"She's very young", said my guest. "Do you think this was an arranged marriage?".
"Probably", I said, giving her my stock answer.
"I don't know any official statistics, but I think over 90% of marriages are arranged."
"Does everyone marry this young?"
" No, the national average age is 19-20 for women."
"Nineteen? That's young as well!"
"Yes, but at the time the British left India, the average age of marriage was 14. We've come quite a way from there, especially if you look at the size of our population, and what it takes to change a whole nation's average in 50 years. It's nothing short of a revolution."
She looked at the young bride again. I could see her thinking, how does this girl feel about this? A stranger in her bed, chosen by her parents? What is this relationship really like?
And, seeing the couple again through my guest's eyes, I thought yes, how does this girl put up with this stranger in her bed?
My guest turned to me.
"Can I ask you something personal?"
I could see it coming.
"Did you have an arranged marriage?" she asked me.
"No", I said.
Her relief was palpable.
"I cannot understand this arranged marriage business! How do you put up with it!!", she said.
I could see that for her, being told who to marry was about as medieval as it gets.

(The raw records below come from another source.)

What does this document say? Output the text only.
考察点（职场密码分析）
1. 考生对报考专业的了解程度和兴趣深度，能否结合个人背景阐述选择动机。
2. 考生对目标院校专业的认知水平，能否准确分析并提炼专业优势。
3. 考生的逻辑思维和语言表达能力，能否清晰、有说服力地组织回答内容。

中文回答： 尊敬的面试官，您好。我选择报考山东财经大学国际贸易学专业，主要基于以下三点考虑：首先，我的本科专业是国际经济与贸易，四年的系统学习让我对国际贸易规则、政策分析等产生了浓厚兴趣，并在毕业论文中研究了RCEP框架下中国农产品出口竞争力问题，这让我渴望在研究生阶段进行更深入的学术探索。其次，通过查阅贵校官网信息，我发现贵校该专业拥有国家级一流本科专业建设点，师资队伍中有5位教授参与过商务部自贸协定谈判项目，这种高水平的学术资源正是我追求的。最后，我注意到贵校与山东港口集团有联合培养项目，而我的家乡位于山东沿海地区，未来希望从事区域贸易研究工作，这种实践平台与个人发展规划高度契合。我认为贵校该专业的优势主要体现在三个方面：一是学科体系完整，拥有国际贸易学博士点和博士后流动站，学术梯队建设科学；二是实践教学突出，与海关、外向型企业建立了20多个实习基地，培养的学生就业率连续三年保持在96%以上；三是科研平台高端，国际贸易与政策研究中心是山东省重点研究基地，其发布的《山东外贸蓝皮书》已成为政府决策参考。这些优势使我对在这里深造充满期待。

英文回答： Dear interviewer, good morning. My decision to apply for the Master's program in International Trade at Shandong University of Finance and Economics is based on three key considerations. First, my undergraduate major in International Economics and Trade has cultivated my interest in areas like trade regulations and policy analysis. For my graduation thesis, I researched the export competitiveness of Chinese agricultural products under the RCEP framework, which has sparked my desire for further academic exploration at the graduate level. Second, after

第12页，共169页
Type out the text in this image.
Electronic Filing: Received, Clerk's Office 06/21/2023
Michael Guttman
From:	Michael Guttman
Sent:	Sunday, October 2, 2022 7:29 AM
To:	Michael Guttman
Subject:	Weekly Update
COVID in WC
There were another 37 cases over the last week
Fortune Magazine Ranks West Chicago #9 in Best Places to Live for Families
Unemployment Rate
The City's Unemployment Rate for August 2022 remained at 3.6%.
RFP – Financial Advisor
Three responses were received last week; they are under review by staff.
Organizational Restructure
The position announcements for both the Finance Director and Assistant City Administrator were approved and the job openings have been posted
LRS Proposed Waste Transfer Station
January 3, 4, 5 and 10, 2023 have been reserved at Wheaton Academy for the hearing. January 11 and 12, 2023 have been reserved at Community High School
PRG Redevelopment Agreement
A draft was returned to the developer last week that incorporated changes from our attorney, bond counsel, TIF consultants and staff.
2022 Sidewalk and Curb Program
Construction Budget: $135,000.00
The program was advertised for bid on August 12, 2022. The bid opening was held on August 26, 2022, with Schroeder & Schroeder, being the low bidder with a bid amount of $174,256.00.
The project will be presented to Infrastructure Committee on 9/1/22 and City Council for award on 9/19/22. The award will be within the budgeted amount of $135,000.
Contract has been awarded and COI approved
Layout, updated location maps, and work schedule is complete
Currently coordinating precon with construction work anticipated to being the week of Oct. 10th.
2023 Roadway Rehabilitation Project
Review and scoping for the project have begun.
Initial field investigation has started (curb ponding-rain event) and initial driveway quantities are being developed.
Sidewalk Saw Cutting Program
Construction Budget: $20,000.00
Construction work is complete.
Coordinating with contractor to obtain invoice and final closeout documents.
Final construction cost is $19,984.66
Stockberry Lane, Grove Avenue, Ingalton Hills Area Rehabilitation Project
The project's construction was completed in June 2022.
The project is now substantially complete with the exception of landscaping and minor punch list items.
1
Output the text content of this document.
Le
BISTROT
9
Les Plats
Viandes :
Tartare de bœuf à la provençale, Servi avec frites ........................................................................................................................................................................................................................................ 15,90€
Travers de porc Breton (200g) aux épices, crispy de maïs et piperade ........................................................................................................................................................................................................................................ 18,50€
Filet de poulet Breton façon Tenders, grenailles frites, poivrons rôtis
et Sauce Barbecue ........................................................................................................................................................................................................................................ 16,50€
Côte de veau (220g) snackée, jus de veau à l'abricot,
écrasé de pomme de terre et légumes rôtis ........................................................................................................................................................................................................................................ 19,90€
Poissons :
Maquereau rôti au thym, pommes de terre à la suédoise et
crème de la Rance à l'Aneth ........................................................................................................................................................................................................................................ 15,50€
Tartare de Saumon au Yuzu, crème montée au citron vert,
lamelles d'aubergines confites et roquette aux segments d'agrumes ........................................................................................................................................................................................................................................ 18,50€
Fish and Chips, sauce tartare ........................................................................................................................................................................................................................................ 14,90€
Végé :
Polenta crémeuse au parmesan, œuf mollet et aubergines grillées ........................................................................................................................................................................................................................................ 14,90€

I launched into an explanation of expectations and conditioning, and how marriage in India is not between individuals, you marry into a family, so the more similar your backgrounds and religion, the easier it is to fit in. We spoke of East versus West, Hollywood's romantic brainwashing, divorce rates, the caste system, the obsession with fair skin, matrimonials, the shaadi.com revolution, and so on. She was a highly intelligent lady, a pleasure to talk to.
At the end of the conversation, she had heard it all, and it didn't change her mind a bit. The bottomline was - sometimes East is East and West is West, and there ain't no middle ground!